La circolare è una sorta di autocertificazione di impotenza, un coacervo di contraddizioni normative. Ora bisogna uscire dal pantano in cui è stata messa la scuola. Il meccanismo standard del green pass non è adatto alla scuola, non ci sono avventori, non è una pizzeria, né un teatro, né una rete di trasporti.

Ci vuole rispetto e certezza dei diritti invece – osserva  – assistiamo alla cocciuta contrapposizione ideologica voluta da alcuni settori politici, e anche sindacali, che bocciando ostinatamente, con una capriola politica il protocollo d’intesa, dovranno assumere le rispettive responsabilità.

L’utilizzo – invece – dei tamponi genici, magari a basso costo come quelli salivari, con oneri a carico delle scuole non avrebbe risolto interamente il problema, ma almeno avrebbe avviato l’anno scolastico.

Ora attendiamo di conoscere le misure del Dpcm – aggiunge Uil Scuola– perché l’attuale quadro normativo è inapplicabile, ingestibile. La buona volontà delle scuole (e delle persone) è la speranza del ministero per il riavvio del nuovo anno scolastico mentre servono scelte e soluzioni e non consigli. E ci preoccupa – aggiunge Sonia D’Andrea segretaria organizzativa regionale Uil Scuola – che non c’è ancora nessuna intesa sul Protocollo Sicurezza 0-6 anni. Al termine dell’incontro del 1° settembre tra il Ministero dell’Istruzione e le Organizzazioni sindacali, il nodo resta sempre lo stesso: La UIL Scuola chiede che i costi  dei tamponi per il personale privo di green pass siano a carico dell’Amministrazione.

Il sistema di istruzione è per noi settore fondamentale su cui confrontarci per la definizione delle misure del Pnrr – sottolinea il segretario regionale Uil Vincenzo Tortorelli – è il futuro che dobbiamo creare per le nuove generazioni. Se pensiamo alla situazione strutturale da cui partiamo –  osserva – anche le pur capienti cifre del piano rischiano di non essere sufficienti. Ci deve essere un impegno chiaro a non disperdere le risorse ordinarie già previste. Altro tema cruciale per la UIL è quello dei divari, delle aree interne, delle periferie. La carenza strutturale del Mezzogiorno e della nostra regione, in tema di asili, mense, tempo pieno, ad esempio, è evidente. Del pari gli investimenti vanno indirizzati proprio dove è maggiore il divario. Ugualmente vanno programmate risorse che ne consentano, nel tempo, il pieno funzionamento e gestione.

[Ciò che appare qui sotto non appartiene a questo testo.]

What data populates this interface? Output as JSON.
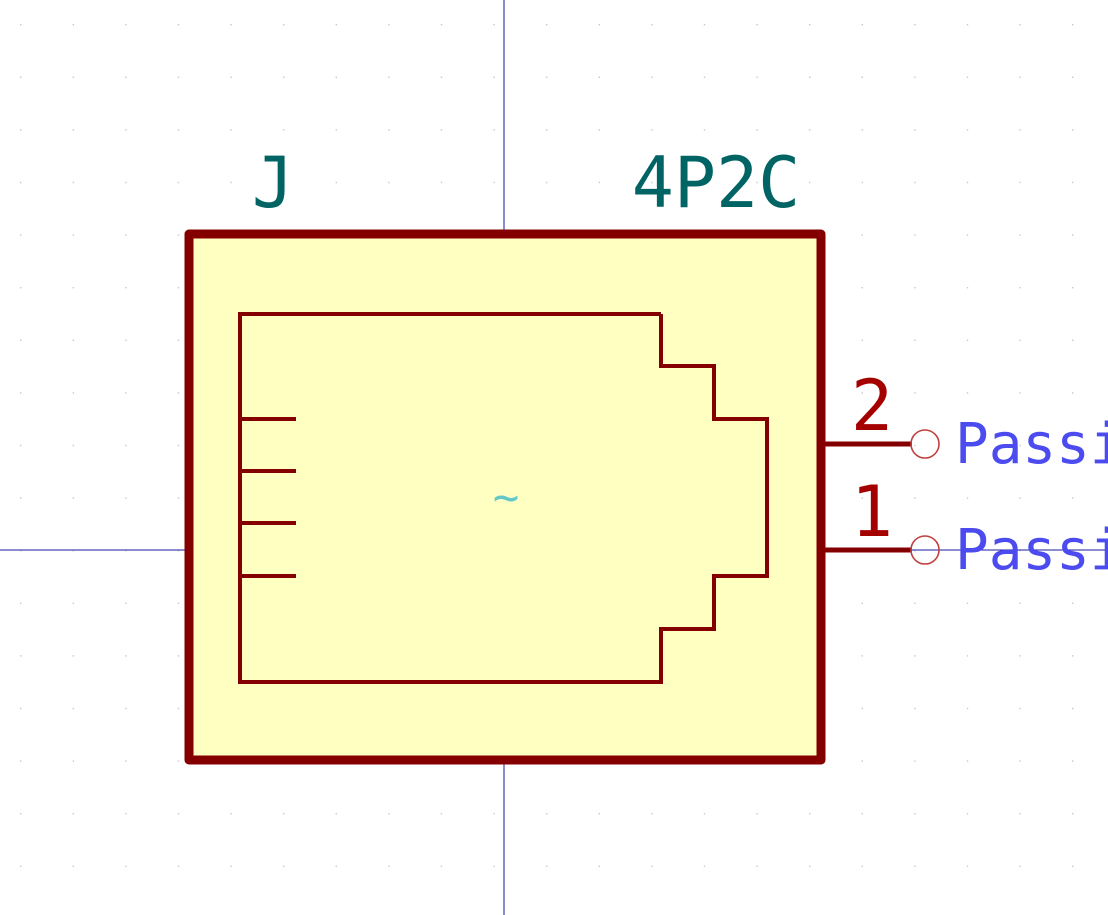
{
  "symbol": {
    "reference": "J",
    "value": "4P2C",
    "type_mark": "~",
    "pins": [
      {
        "number": "2",
        "type_label": "Passi"
      },
      {
        "number": "1",
        "type_label": "Passi"
      }
    ]
  },
  "colors": {
    "background": "#ffffff",
    "grid_dot": "#c8c8c8",
    "axis": "#1a1aa0",
    "body_outline": "#840000",
    "body_fill": "#ffffc2",
    "field_text": "#006464",
    "pin": "#840000",
    "pin_number": "#a50000",
    "pin_type": "#4b4bf0",
    "type_mark": "#64c8c8"
  }
}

Edilizia scolastica, didattica digitale, dispersione scolastica, laboratori, sono altri settori importanti di intervento. Vorremmo avere garanzie della distribuzione territoriale delle risorse legate a questi capitoli di intervento – ha sottolineato Tortorelli  – con maggiore attenzione alle aree più svantaggiate. Da riprendere il tema dell’alternanza scuola lavoro.